Wen-Wen Lam: At Gradient, we focus on infrastructure, future of work, and consumer. I gravitate to consumer. Infra is crowded and commoditizing; future-of-work tools often aren’t defensible when they all sit on the same base models. In consumer, brand + product + social graph still matter—and big companies often don’t win natively (think YouTube’s origin).

Wen-Wen Lam: My current themes: (1) chatbots; (2) creator economy; (3) social. On chatbots: younger users increasingly prefer them—even for therapy-like use. Trust & safety is critical. Corporate chatbots are mixed; consumer engagement is real (e.g., Character AI).

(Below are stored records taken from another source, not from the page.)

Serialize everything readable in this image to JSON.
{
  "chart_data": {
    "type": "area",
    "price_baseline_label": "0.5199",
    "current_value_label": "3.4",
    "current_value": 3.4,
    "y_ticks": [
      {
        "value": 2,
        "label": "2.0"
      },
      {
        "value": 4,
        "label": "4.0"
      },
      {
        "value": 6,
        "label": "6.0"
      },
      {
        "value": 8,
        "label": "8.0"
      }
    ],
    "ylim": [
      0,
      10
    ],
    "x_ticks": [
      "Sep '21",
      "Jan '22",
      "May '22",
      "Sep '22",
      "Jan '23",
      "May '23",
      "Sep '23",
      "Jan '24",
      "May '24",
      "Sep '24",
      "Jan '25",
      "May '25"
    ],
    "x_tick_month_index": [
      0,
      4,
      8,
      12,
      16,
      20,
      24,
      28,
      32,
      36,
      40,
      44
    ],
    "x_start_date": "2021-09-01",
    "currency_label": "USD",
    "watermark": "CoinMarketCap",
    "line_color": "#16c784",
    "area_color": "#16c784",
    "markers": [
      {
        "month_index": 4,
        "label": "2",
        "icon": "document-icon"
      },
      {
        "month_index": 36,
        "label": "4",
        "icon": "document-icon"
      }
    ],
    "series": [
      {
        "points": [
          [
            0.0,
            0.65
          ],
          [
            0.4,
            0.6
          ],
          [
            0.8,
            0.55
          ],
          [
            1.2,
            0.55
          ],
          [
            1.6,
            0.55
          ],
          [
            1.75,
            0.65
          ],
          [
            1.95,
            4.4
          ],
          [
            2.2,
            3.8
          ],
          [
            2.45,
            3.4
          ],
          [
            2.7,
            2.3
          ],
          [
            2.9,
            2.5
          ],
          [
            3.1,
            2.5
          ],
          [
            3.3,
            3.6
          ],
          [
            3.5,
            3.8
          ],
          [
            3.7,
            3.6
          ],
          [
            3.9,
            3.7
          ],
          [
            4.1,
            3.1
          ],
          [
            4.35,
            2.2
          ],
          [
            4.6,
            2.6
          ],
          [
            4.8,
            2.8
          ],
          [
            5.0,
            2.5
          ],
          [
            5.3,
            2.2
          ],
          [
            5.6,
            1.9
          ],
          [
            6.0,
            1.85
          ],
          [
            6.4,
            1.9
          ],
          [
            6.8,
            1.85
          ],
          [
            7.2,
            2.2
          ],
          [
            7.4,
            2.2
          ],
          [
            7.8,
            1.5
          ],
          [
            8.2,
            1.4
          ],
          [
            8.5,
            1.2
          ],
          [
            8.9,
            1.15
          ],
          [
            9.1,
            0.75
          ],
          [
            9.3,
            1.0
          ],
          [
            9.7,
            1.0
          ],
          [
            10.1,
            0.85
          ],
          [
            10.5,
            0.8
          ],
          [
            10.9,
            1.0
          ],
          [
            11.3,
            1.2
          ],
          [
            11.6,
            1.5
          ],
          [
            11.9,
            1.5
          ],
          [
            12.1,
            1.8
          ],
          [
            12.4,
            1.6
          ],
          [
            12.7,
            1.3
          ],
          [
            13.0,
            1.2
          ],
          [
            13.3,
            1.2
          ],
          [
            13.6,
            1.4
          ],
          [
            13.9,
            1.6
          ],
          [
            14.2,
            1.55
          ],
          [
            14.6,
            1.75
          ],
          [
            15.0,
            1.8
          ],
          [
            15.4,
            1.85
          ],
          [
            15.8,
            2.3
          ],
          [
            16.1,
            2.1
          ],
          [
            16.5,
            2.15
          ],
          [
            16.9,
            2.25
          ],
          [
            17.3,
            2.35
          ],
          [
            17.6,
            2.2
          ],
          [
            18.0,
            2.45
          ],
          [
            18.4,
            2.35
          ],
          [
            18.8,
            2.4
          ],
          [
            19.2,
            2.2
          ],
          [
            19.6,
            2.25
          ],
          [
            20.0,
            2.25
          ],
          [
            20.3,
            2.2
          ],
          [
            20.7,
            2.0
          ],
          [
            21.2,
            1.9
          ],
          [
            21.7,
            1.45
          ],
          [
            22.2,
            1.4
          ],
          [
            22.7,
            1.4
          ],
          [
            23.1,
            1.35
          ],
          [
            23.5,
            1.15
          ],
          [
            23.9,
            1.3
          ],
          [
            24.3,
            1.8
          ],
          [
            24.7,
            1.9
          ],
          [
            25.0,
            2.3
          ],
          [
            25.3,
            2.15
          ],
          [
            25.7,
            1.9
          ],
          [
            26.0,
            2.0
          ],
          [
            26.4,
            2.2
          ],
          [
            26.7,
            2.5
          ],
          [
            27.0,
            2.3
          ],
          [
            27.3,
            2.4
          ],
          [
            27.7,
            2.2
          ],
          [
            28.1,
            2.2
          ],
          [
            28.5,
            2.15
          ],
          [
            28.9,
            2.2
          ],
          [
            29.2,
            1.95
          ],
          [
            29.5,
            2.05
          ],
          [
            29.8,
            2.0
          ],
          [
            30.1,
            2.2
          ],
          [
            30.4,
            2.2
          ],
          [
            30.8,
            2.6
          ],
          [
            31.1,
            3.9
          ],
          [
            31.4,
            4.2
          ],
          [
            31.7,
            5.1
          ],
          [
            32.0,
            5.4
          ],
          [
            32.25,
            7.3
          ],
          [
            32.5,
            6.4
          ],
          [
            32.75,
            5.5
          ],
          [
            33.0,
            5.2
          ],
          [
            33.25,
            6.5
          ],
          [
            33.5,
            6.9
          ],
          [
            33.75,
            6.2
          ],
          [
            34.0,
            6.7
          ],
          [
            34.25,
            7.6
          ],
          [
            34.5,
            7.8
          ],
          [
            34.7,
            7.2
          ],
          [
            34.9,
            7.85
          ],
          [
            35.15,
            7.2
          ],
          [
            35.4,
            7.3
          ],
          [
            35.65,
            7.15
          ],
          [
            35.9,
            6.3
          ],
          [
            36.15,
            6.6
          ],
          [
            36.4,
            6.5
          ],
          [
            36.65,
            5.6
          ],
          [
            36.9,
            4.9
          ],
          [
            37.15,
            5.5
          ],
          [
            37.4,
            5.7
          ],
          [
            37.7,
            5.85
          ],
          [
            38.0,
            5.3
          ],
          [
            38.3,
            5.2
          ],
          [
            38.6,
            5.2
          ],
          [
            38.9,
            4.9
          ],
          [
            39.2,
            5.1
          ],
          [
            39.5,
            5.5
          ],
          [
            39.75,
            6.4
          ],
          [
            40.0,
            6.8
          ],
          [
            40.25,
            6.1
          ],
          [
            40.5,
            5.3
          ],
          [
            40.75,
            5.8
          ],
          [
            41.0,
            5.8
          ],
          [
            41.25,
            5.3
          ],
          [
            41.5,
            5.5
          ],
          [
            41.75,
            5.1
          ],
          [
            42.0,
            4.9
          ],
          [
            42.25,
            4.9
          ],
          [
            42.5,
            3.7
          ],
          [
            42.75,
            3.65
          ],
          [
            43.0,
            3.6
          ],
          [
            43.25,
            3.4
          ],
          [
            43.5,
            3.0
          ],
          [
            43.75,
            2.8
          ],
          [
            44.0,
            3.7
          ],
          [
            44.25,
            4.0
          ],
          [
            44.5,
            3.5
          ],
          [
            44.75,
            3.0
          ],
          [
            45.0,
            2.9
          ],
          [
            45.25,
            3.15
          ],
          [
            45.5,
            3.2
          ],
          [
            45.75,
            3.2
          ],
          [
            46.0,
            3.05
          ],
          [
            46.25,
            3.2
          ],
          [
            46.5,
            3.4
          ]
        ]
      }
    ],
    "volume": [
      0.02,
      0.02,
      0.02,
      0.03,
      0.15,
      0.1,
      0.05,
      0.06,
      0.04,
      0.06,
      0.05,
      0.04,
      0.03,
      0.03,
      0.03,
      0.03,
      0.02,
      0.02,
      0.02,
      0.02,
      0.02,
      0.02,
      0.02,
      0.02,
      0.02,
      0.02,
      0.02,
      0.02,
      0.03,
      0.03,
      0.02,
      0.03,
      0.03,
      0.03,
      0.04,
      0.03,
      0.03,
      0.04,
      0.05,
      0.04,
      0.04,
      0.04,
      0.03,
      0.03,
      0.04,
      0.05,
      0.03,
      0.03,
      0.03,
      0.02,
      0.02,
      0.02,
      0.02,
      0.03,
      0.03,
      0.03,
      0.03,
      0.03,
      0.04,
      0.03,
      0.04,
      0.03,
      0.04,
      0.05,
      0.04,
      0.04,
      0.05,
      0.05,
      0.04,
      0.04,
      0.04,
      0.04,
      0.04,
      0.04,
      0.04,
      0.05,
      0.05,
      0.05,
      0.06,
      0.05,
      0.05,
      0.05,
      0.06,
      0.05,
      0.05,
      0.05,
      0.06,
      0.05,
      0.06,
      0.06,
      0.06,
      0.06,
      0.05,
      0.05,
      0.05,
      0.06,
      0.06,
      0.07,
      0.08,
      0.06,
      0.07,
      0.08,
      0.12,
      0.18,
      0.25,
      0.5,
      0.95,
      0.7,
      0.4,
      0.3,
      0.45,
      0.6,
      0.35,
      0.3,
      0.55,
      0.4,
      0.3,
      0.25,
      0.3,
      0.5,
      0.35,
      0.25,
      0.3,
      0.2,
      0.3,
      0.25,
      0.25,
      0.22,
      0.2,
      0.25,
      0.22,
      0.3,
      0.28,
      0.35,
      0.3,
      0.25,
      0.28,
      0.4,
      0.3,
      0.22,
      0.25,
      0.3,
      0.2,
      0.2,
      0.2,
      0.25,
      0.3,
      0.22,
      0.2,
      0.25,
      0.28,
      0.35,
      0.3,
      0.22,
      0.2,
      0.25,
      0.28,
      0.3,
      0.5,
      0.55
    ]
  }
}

Wen-Wen Lam: Creator economy is my favorite: AI lets anyone make novels, scripts, short videos, animations. I recently announced an investment in Jars—tools for manipulating animated characters and generating funny, vice‑style content with strong trust & safety. I also cold‑source when something intrigues me (e.g., Infinity AI). Sometimes the best deal in the room is the friend of the founder pitching.

Jason Kirby: Any closing thoughts for founders?

Wen-Wen Lam: If you’re struggling to find PMF, consider building to get bought—solve something specific that a bigger company can’t ship quickly. If you need to sell, set a date and run the process. And don’t underestimate what you’ll do on your second company.

Jason Kirby: Wen-Wen, this was awesome—thanks for sharing your journey from operator to investor.

Wen-Wen Lam: Thanks for having me!


FAQ

How did NexTravel start and why did it pivot to B2B?

NexTravel began as a consumer travel idea, but early conversations with companies revealed stronger demand for corporate travel controls (central cards, policy, and expense alignment). With Wen-Wen’s background selling to businesses, the team pivoted to B2B corporate travel and saw immediate traction.

How large did NexTravel grow before the exit?

Pre‑pandemic, NexTravel reached roughly $100M in annualized bookings (GMV) and about $7–8M in revenue, aided by an early partnership with Expensify that reduced CAC.

What was the impact of COVID, and how did the sale to TravelPerk happen?

Bookings fell from about $10M/month to near zero during COVID. Wen-Wen ran a structured M&A process, secured competing interest, and ultimately sold to TravelPerk, which used the acquisition to expand in the U.S. and raise further capital.

What’s Wen-Wen’s advice on selling a startup?

Set a firm timeline, map buyer motivations, tailor pitches, and aim to secure one LOI to catalyze others. Consider “build to get bought” if PMF is elusive but your team can ship valuable tech quickly.

What investment themes is Wen-Wen focused on now?

Consumer AI—especially chatbots, creator tools, and social experiences. She believes defensibility and brand matter more here than in commoditizing infra/future‑of‑work layers.